If there are 2 existing servers, just follow the steps. If the existing prod server died, assume "old_server" means the warm standby in the other data center. If the standby server died see the section below.

  1. install a new server and add the role::phabricator puppet class on it, run puppet agent
  2. rsync /srv/repos from old_server to new_server, run it with --delete as well and ensure both sides have the same size. (rsyncd / ferm rules for this are already puppetized on all servers)
  3. verify code in /srv/phab is up to date and both servers are on the same git tag (if not use scap to deploy to new server / run 'scap pull' on it)
  4. switch the "phabricator dumps host" to the new server. code change
  5. (optional) put phab on new_server in maintenance mode (phab admin action)
  6. set downtimes for both servers in Icinga
  7. change the "phabricator_server" setting to the new server name. code change
  8. (changing the "active server" setting is not needed anymore, setup has been simplified)
  9. switch the discovery record in DNS to the new server. The TTL is 300 seconds by default for all discovery records. It does not need to be changed but be aware there might be a 5 minute window where clients could get the old server. code change
  10. switch the config for varnish to the new server code change
  11. switch the mail destination on mx to the new server code change
  12. using systemctl, restart the "ssh-phab" service on the new server to make it listen on IPv6
  13. using conftool, depool the "vcs" service on the old server, change conftool data to use the new server code change and pool it
  14. (if reimage script failed in the past and you have ongoing Icinga alerts about pybal and the vcs server): delete stale confd files on puppetmaster to clear Icinga alerts about confd template compilation failing
  15. make the "phd" service run on the new server to avoid breakage of repos code change
  16. verify things work and remove Icinga downtimes
  17. (a few days later) decom the old server following the usual decom steps and as outlined in the phab1003-decom branch linked above

Steps to re-create a warm standby server

If the non-active server died and you want to re-create it under a new host name:

  1. install a new server and add the role::phabricator puppet class on it, run puppet agent
  2. rsync /srv/repos from the prod server to the new_server, run it with --delete as well and ensure both sides have the same size. (rsyncd / ferm rules for this are already puppetized on all servers)
  3. verify code in /srv/phab is up to date and both servers are on the same git tag (if not use scap to deploy to new server / run 'scap pull' on it)
  4. Add the new host name to the list of "phabricator_servers" in Hiera in hieradata/role/common/phabricator.yaml.
  5. using systemctl, restart the "ssh-phab" service on the new server to make it listen on IPv6
  6. using conftool, depool the "vcs" service on the old server, change conftool data to use the new server code change and pool it
  7. You do NOT have to worry about the phd service running, it's only needed on the active server.

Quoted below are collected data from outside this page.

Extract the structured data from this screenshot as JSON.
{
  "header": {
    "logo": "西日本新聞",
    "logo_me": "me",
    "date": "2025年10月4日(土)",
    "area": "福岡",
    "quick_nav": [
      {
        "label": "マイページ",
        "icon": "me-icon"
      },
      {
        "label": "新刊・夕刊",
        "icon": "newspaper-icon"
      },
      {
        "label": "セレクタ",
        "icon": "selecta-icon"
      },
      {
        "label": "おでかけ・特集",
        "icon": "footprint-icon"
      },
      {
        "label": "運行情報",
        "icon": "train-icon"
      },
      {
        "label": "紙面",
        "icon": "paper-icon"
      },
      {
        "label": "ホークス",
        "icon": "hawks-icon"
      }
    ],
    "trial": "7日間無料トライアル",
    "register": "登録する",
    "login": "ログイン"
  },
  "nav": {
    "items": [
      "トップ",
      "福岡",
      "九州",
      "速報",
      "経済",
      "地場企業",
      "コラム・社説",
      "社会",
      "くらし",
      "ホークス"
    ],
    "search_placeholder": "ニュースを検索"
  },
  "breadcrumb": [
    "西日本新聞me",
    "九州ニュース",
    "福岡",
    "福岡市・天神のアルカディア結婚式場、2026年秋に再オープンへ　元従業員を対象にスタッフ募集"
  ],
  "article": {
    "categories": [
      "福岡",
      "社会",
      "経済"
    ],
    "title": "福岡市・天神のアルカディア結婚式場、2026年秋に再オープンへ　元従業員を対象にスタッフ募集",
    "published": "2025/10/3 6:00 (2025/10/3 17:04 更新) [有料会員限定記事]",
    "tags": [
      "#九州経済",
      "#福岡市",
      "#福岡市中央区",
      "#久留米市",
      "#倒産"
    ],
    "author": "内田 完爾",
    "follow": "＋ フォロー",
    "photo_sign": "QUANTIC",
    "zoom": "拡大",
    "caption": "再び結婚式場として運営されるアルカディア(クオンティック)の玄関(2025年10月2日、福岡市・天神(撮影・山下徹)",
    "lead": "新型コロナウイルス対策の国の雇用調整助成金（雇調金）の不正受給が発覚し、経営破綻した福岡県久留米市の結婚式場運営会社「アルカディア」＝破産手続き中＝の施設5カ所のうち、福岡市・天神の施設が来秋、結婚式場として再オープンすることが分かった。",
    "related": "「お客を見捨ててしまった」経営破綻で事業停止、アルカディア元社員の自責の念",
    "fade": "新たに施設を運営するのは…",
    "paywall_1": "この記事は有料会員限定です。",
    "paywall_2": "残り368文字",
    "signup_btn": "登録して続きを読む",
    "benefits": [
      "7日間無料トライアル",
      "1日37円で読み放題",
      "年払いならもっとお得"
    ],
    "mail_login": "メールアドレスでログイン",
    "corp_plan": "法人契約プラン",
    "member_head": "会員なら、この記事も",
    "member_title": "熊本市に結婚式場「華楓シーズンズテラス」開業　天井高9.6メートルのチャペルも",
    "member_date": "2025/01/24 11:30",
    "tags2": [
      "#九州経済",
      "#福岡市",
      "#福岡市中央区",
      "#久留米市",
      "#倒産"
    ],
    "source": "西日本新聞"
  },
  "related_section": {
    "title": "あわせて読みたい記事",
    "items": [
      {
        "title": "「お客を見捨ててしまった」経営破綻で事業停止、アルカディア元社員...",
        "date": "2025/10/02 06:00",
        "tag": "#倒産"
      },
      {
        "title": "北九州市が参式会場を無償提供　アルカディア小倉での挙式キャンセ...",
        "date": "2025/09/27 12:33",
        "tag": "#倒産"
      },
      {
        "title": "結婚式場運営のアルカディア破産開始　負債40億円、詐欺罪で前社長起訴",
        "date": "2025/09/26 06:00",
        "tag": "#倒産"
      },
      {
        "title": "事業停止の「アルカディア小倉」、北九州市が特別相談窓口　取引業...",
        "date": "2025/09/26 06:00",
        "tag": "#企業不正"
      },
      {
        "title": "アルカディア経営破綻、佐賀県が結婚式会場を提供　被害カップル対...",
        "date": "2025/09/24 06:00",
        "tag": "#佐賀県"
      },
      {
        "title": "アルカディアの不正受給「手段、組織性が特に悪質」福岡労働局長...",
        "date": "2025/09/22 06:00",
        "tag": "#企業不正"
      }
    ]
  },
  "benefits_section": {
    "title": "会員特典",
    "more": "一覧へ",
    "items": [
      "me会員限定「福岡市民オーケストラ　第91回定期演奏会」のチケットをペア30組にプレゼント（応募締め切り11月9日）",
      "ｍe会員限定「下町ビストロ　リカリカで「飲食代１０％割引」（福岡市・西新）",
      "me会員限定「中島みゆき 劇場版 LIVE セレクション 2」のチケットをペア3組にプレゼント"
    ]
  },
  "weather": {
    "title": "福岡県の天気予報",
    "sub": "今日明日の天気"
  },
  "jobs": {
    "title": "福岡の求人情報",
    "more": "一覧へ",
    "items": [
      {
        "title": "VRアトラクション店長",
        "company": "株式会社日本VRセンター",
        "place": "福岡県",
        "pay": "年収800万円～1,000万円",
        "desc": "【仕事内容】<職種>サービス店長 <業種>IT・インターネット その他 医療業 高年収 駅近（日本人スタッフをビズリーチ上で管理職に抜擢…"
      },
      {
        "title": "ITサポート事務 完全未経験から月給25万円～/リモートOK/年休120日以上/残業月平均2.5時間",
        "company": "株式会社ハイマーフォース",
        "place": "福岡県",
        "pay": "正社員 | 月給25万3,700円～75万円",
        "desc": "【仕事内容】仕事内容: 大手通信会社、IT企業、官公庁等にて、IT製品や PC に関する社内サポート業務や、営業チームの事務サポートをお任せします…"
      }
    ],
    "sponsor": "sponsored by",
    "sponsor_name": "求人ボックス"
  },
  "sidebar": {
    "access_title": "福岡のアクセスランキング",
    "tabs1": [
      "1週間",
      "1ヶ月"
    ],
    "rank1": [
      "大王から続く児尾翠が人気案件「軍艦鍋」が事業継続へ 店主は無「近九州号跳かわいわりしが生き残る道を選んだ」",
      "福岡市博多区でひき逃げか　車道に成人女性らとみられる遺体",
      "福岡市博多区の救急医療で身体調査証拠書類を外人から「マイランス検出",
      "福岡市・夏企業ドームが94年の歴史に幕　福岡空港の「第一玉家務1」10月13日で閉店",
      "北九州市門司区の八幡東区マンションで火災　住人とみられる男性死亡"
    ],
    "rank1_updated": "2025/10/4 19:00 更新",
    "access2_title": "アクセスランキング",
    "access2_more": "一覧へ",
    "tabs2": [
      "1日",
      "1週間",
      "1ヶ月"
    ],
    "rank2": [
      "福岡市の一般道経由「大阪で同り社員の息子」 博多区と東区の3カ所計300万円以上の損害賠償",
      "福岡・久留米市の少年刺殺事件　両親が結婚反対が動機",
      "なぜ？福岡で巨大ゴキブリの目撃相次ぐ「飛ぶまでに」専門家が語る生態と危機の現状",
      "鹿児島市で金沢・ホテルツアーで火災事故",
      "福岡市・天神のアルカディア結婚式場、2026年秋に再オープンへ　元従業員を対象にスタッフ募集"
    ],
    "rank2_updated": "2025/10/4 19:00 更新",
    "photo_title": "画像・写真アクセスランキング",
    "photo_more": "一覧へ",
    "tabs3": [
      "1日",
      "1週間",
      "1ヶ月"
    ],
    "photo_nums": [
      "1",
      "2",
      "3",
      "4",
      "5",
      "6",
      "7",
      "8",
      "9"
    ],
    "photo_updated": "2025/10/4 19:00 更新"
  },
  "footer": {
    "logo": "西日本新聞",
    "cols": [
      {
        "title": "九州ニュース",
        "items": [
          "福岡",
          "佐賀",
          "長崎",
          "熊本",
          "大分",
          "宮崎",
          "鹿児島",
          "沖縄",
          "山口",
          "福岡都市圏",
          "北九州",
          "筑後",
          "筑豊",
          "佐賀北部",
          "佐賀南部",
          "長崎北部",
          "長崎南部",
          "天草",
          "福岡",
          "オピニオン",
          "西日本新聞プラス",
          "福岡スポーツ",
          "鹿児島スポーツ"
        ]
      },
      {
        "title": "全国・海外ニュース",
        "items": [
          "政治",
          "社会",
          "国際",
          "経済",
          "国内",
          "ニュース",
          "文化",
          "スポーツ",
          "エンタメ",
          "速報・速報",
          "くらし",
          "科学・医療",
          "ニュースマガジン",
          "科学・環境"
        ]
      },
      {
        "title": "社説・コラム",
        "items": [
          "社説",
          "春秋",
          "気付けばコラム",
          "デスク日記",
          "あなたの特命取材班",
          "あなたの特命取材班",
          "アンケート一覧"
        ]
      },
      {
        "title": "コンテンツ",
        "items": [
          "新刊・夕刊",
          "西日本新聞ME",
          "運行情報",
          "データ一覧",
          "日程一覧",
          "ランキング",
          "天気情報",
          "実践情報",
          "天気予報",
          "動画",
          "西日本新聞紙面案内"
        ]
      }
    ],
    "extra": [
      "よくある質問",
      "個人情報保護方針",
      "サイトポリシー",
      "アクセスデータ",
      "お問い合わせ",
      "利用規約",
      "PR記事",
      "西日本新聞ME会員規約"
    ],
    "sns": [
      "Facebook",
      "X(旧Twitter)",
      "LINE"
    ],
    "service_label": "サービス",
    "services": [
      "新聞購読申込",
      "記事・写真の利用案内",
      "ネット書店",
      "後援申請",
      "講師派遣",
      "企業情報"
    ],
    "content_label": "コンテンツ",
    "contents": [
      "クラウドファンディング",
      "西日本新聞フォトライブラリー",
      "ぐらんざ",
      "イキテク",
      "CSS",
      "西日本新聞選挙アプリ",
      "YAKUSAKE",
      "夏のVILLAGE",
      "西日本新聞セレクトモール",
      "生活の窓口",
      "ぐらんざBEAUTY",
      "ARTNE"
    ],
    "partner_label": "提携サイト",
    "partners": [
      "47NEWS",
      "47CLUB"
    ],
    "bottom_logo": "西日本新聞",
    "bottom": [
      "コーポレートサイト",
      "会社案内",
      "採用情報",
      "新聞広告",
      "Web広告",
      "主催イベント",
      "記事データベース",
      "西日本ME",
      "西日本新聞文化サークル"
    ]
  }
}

Complete data center failover

Complete data center failover, e.g. some major event takes down eqiad and we need to fail over to codfw.

How to make codfw master writable

root@cumin1001:~# mysql --skip-ssl -hm3-master.codfw.wmnet

Master database failure

Master database fails, we need to fail over to a slave and swap the slave to become a master

If the master goes down, the proxy would automatically failover to the existing slave (which is read-only) and would need to be set up as read_only=OFF by an admin.

References

  1. The Operations specific Phabricator projects were discussed in T119944 in early 2016.